Over-dimensionality can be reduced by applying Factor Analysis algorithm, among others, and it is exactly what I am going to do. Chart below presents how newly formed factors (score1, score2) explain the variance across teams.
Hierarchical clustering
Across all methods I found the “complete” hierarchical clustering working the best for my data. It helped me to avoid combining teams that defend poorly in the same zone, but one of them defends poorly everywhere, and the other one is totally ok in the rest of the areas. I called it a Rocket-Cavaliers case. Brilliant.
Insights
Lets take a moment and appreaciate Atlanta Hawks, because this team is in class of its own in terms of defense efficiency. They are next to the group of really good defensive teams which include Spurs, almost-champs, athletic OKC, a couple of smart teams with great coaches and - barely - lazy in regular season NBA champions Cleveland Cavaliers.

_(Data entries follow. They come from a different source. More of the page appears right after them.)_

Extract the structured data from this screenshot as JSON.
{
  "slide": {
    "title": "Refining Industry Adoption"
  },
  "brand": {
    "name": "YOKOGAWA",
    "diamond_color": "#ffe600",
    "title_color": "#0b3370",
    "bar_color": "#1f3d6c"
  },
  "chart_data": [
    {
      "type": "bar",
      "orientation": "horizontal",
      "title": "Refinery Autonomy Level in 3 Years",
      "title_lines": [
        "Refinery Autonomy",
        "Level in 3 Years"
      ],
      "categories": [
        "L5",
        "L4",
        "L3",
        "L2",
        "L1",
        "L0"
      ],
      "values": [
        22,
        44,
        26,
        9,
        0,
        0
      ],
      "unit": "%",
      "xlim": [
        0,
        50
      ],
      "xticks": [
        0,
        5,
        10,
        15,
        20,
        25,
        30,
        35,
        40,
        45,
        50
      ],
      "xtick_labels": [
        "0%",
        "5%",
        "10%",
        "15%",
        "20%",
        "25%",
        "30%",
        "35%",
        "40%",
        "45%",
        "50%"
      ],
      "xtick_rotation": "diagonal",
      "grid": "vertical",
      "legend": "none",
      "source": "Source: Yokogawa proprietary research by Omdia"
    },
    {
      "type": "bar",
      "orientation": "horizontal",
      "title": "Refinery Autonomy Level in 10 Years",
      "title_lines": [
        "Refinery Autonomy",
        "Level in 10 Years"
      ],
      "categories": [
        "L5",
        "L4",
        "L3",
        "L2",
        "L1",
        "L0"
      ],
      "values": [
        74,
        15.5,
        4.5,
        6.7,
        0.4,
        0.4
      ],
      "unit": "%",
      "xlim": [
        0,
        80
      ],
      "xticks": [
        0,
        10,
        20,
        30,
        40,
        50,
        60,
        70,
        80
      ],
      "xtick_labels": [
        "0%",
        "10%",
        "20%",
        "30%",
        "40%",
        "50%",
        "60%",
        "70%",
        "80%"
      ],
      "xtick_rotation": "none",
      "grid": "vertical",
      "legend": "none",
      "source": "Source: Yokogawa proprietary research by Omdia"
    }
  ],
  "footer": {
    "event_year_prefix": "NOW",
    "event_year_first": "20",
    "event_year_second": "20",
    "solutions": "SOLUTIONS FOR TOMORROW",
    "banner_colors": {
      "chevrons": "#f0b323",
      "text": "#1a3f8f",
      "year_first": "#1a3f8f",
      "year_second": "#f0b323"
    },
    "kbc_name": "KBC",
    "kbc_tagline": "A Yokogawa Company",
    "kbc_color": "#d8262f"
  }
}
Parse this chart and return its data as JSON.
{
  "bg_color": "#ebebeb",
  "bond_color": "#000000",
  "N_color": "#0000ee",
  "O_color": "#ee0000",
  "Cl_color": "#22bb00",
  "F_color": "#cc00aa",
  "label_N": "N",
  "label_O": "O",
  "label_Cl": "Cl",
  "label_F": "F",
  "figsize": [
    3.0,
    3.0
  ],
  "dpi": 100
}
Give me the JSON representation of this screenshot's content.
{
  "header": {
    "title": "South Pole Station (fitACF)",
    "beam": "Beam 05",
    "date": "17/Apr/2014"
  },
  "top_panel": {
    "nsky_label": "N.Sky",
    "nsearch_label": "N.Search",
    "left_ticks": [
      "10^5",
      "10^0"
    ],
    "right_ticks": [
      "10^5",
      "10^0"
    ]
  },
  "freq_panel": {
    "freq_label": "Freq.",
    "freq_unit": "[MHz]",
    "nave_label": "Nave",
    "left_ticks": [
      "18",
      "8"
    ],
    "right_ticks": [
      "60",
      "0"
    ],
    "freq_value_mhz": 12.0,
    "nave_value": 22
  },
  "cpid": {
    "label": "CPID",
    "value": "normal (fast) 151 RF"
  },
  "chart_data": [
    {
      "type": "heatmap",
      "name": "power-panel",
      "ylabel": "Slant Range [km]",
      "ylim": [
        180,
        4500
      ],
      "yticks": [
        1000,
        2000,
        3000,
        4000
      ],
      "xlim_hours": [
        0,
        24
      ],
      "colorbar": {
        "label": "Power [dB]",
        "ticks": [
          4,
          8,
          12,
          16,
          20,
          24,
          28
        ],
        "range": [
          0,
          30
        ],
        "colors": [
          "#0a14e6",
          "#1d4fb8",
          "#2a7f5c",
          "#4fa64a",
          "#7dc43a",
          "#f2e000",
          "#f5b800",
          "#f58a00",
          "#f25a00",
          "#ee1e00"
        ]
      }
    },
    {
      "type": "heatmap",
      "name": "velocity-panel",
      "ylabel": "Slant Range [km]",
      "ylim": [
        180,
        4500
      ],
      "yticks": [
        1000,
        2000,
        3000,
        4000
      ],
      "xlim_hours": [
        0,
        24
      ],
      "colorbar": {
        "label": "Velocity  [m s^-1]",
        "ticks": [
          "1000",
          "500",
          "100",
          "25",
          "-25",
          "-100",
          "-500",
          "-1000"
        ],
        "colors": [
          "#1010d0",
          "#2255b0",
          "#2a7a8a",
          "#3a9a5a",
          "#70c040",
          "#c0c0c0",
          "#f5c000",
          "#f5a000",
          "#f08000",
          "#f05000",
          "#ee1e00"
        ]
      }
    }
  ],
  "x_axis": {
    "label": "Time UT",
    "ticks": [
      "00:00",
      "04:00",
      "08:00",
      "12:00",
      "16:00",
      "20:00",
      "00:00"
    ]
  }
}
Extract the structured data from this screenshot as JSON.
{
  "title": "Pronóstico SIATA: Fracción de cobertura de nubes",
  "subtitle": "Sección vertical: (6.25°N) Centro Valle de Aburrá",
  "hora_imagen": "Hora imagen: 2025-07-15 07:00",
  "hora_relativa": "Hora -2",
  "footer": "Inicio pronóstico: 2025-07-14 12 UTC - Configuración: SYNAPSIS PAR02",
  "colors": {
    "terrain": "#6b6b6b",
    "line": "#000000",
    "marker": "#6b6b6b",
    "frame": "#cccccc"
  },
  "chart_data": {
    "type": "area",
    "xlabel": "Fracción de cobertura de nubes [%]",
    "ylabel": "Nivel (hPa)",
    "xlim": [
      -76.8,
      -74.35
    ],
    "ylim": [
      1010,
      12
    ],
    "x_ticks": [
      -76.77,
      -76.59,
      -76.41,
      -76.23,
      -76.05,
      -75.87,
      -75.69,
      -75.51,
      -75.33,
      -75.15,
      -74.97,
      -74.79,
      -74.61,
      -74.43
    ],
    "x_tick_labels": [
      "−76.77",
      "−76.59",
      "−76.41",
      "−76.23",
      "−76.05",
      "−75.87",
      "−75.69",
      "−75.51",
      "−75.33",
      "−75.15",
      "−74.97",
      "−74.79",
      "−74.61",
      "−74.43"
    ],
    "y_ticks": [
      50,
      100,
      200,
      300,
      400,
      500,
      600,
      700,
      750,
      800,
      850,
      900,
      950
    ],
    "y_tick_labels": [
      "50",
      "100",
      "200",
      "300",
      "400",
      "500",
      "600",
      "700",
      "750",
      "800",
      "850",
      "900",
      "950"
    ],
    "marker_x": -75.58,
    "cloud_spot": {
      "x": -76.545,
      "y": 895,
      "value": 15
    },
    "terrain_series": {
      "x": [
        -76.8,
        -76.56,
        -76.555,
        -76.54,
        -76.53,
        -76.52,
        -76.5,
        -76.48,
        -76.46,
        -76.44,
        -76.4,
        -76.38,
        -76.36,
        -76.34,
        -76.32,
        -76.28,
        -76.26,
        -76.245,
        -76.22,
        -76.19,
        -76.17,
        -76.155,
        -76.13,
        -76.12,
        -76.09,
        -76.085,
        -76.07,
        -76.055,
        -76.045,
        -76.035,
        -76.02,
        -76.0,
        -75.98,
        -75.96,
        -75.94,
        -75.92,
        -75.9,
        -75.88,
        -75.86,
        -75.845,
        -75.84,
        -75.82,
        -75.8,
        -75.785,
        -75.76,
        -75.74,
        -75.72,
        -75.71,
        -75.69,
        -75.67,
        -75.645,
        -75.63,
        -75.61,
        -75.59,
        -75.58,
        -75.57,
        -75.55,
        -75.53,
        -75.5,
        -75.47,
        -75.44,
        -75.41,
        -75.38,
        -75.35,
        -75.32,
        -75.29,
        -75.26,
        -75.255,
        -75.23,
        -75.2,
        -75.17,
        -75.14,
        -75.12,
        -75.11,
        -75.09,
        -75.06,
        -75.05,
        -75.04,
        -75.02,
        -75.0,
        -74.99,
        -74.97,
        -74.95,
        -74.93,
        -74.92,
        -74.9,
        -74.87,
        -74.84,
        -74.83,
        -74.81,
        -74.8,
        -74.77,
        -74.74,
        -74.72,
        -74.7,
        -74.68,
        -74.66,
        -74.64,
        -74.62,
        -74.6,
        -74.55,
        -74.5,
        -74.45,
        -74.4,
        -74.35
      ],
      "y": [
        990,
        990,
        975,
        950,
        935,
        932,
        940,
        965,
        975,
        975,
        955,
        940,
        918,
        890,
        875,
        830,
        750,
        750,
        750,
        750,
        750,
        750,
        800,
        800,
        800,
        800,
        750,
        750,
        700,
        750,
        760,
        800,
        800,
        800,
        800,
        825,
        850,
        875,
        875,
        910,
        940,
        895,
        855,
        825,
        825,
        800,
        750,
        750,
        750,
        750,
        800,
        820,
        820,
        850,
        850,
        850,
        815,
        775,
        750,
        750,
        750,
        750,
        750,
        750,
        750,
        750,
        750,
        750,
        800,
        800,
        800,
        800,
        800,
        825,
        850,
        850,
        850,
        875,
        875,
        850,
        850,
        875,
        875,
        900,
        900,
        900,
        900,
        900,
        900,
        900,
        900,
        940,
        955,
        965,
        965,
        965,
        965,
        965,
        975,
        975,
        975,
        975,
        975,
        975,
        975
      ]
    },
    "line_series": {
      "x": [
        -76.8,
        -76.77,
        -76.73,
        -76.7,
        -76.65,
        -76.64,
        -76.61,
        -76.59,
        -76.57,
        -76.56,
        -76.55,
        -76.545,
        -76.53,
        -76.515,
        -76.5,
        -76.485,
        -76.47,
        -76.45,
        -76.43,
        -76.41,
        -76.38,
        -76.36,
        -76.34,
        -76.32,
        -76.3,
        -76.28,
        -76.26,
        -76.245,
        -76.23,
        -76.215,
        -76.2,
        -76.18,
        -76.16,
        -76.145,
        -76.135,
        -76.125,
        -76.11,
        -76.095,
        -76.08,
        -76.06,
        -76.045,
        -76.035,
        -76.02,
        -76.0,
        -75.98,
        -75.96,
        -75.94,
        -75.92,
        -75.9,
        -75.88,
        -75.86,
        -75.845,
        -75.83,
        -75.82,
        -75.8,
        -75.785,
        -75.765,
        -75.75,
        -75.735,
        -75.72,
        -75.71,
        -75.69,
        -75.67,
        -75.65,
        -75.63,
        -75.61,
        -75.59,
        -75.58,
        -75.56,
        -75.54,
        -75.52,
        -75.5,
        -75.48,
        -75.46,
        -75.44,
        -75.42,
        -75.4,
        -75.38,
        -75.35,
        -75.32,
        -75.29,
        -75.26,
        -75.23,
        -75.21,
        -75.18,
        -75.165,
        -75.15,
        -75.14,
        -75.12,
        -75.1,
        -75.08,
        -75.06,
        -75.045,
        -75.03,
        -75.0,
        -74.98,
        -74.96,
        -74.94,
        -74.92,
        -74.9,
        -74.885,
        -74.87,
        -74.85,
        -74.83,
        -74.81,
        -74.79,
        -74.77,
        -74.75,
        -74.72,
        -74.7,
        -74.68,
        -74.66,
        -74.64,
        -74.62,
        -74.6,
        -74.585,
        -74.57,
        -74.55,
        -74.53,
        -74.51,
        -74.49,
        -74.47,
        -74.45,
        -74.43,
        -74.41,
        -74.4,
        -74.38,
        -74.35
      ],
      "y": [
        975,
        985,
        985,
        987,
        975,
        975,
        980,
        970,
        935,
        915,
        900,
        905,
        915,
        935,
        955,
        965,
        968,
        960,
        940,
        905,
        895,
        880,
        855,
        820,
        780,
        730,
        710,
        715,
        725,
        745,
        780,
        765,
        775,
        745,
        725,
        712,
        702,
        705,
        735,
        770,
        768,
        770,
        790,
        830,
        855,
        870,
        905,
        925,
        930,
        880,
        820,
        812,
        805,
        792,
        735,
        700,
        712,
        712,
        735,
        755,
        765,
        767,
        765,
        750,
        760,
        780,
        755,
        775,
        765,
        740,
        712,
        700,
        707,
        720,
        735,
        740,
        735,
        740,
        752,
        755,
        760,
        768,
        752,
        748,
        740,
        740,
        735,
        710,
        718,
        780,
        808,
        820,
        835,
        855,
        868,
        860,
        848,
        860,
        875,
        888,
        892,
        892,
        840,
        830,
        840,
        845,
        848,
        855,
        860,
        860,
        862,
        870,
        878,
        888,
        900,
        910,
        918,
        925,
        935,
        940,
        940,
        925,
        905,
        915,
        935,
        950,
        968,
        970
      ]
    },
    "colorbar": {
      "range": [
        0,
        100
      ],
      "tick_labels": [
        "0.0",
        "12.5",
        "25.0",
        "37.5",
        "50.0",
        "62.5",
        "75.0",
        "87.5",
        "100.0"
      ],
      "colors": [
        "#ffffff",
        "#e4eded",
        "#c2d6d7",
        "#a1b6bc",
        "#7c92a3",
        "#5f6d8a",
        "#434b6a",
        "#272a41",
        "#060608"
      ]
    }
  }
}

The group of Raptors, Grizzlies and Blazers consists of 3 outliers, which is easily confirmed by DBSCAN algorithm.
There is 13-team cluster containing many teams which finished outside of playoffs or left them early (Dallas, Houston, Detroit) or they lie just at the deepest of bottoms (Phoenix, Philly, Brooklyn, Sacramento… its going on.)